North Korean and Chinese Cybercrime Groups Fuel National Economies Through Sophisticated Attacks
State-linked cybercrime groups from North Korea and China are increasingly targeting financial firms and cryptocurrency assets in the Asia-Pacific region, with their illicit gains directly contributing to national GDP.

Cyber-threat groups linked to North Korea and China continue to aggressively target financial firms and cryptocurrency assets, particularly within the Asia-Pacific region. However, these operations are facing increasing resistance as national governments collaborate more closely with each other and private industry to track and seize cryptocurrency accounts associated with illegal activities.
CrowdStrike's recent 2026 Financial Services Threat Landscape Report highlighted that six of the nine major threat groups targeting financial services in the first quarter of 2026 have ties to China and North Korea. These groups were responsible for targeting at least 78 organizations across the Asia-Pacific and Oceania regions with data-leak-and-ransom operations. Cybercrime remains a significant revenue stream for some nations in the region, directly impacting their economic growth. For instance, in 2025, threat actors linked to North Korea reportedly stole at least $2.02 billion in cryptocurrency, a sum that represented a substantial 6% to 7% share of the nation's estimated $29 billion GDP.
Blockchain research firm Chainalysis, in collaboration with South Korea's National Police Agency, is working to investigate illicit fund flows and cryptocurrency. They emphasize that the tactics employed by these cybercrime groups are continuously evolving. "Our figures should be viewed as lower-bound estimates based on activity we've been able to attribute," stated Eric Jardine, head of research at Chainalysis. "North Korea's record-breaking 2025 performance, achieved with significantly fewer known attacks, suggests we may only be seeing the most visible portion of its activity."
North Korea is not alone in leveraging cybercrime for financial gain. Scam compounds operating in Cambodia, Burma (Myanmar), and Laos are estimated to generate tens of billions of dollars annually, contributing significantly to those nations' GDPs while inflicting billions of dollars in losses on victims. Social engineering remains the primary attack vector for these groups, with "pig butchering"—a combination of romance and investment scams—being the most prevalent approach. North Korean threat groups, however, often adapt social engineering tactics for business contexts, such as impersonating IT support personnel.
More recently, these groups have expanded their impersonation tactics to include recruiters for prominent web3 and AI firms. They conduct fake hiring processes designed to steal credentials, source code, and VPN or single sign-on access. Additionally, outreach from purported investors or acquirers is being used to identify pathways into high-value infrastructure. These evolving methods aim to replicate past successes, such as the $1.5 billion cryptocurrency theft from the ByBit exchange.

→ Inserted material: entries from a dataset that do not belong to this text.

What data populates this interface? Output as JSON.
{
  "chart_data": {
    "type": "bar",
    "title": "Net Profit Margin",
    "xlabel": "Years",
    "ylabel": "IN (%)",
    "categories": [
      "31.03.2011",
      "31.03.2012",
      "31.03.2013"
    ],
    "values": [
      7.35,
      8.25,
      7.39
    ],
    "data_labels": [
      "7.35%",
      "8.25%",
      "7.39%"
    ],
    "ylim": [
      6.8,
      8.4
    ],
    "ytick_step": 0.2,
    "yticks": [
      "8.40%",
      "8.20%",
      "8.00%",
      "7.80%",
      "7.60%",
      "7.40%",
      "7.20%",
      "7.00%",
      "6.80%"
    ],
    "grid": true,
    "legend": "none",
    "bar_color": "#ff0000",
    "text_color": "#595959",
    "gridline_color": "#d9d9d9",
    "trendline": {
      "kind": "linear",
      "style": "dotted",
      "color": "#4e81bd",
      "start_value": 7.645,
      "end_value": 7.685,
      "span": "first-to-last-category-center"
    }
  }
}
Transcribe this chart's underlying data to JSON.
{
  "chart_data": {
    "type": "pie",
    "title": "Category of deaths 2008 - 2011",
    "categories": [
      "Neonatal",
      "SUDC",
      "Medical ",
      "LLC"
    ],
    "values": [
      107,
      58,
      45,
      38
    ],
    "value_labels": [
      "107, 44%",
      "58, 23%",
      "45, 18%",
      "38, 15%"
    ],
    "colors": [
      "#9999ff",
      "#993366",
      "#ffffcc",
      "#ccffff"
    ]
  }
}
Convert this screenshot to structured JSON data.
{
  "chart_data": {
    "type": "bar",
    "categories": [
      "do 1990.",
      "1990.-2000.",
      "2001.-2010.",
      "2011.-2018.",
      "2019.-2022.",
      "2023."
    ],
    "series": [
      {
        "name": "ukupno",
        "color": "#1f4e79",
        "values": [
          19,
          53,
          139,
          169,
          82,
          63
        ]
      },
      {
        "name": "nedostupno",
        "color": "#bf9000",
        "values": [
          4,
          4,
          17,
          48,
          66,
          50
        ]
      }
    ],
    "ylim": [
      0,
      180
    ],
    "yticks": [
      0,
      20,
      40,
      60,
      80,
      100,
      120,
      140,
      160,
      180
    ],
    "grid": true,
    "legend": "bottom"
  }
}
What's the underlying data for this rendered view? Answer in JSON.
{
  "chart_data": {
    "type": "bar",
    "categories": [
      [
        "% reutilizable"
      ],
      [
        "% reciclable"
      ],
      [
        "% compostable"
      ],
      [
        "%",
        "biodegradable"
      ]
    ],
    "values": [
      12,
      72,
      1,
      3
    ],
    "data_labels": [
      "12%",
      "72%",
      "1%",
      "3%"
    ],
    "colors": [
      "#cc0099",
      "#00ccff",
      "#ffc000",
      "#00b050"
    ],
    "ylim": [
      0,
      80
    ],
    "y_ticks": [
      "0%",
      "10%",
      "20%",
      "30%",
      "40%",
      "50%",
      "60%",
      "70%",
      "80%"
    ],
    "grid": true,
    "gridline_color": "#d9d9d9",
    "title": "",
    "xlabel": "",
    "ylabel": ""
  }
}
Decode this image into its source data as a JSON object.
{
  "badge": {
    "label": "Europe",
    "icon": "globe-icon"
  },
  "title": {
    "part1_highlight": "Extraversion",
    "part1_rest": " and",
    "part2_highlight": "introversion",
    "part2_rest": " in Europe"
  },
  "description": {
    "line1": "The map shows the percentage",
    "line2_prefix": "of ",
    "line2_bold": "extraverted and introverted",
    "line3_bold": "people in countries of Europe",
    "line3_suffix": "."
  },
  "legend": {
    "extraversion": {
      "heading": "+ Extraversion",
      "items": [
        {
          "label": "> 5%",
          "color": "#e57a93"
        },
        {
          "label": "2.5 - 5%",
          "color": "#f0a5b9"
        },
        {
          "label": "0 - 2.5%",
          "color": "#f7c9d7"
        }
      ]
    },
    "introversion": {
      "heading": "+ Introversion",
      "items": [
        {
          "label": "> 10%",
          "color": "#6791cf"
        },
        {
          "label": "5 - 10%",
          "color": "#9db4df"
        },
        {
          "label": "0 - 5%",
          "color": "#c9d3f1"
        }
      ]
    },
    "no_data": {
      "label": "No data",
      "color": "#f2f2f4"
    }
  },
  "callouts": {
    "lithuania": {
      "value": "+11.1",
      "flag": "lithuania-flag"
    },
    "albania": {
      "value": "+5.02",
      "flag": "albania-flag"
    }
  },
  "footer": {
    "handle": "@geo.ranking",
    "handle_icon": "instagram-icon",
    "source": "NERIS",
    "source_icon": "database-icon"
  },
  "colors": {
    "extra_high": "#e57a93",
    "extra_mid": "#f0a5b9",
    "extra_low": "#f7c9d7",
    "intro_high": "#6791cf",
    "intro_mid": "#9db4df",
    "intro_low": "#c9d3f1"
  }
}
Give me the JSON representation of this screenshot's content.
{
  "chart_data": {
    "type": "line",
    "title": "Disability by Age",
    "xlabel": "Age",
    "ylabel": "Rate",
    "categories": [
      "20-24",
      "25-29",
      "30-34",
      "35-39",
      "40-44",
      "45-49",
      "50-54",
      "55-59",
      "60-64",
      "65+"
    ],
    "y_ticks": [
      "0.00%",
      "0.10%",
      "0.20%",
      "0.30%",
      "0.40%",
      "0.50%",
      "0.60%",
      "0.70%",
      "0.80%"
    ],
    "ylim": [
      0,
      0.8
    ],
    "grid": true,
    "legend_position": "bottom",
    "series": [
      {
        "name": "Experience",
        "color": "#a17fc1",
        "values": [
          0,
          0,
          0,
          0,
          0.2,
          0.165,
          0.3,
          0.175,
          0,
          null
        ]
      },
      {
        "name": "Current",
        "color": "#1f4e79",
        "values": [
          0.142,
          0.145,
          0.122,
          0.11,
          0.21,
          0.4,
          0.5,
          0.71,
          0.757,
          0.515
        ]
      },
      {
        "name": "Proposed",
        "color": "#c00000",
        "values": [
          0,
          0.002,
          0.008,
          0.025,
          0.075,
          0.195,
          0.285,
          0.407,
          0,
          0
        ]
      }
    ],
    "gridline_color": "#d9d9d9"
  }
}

The support ecosystem for cybercriminals is also growing, particularly with the advancement of money laundering services that obscure the origins of funds derived from financial fraud and cybercrime. North Korean cybercriminals tend to move larger sums of money than other threat actors but rely on Chinese-language networks for fund transfers. While they often hold onto illicit gains for approximately 45 days before laundering, this is not a strict rule. They break down large transactions into smaller tranches and heavily utilize Chinese-language money movement networks, guarantee services, bridges, mixers, and decentralized finance (DeFi) protocols.
Regional governments and fintech firms are improving their capabilities in tracking illicit proceeds, leading to significant recoveries of funds associated with major thefts. In April, the U.S. Scam Center Strike Force took action against the Shunda cybercrime compound in Burma, charging two Chinese nationals and freezing accounts holding $700 million in cryptocurrency. Concurrently, the U.S. Treasury Department's Office of Foreign Assets Control (OFAC) restrained $700 million in cryptocurrency tied to these scam networks and sanctioned a Cambodian senator and 28 associates.
Overall, nations in the region are making progress in targeting groups like North Korean cyber-threat actors. "What we can say is that our ability to identify and disrupt their activities continues to improve," Jardine noted. "The most effective approach combines blockchain analytics, intelligence sharing, public-private collaboration, coordinated law enforcement action, and rapid response when stolen funds begin moving."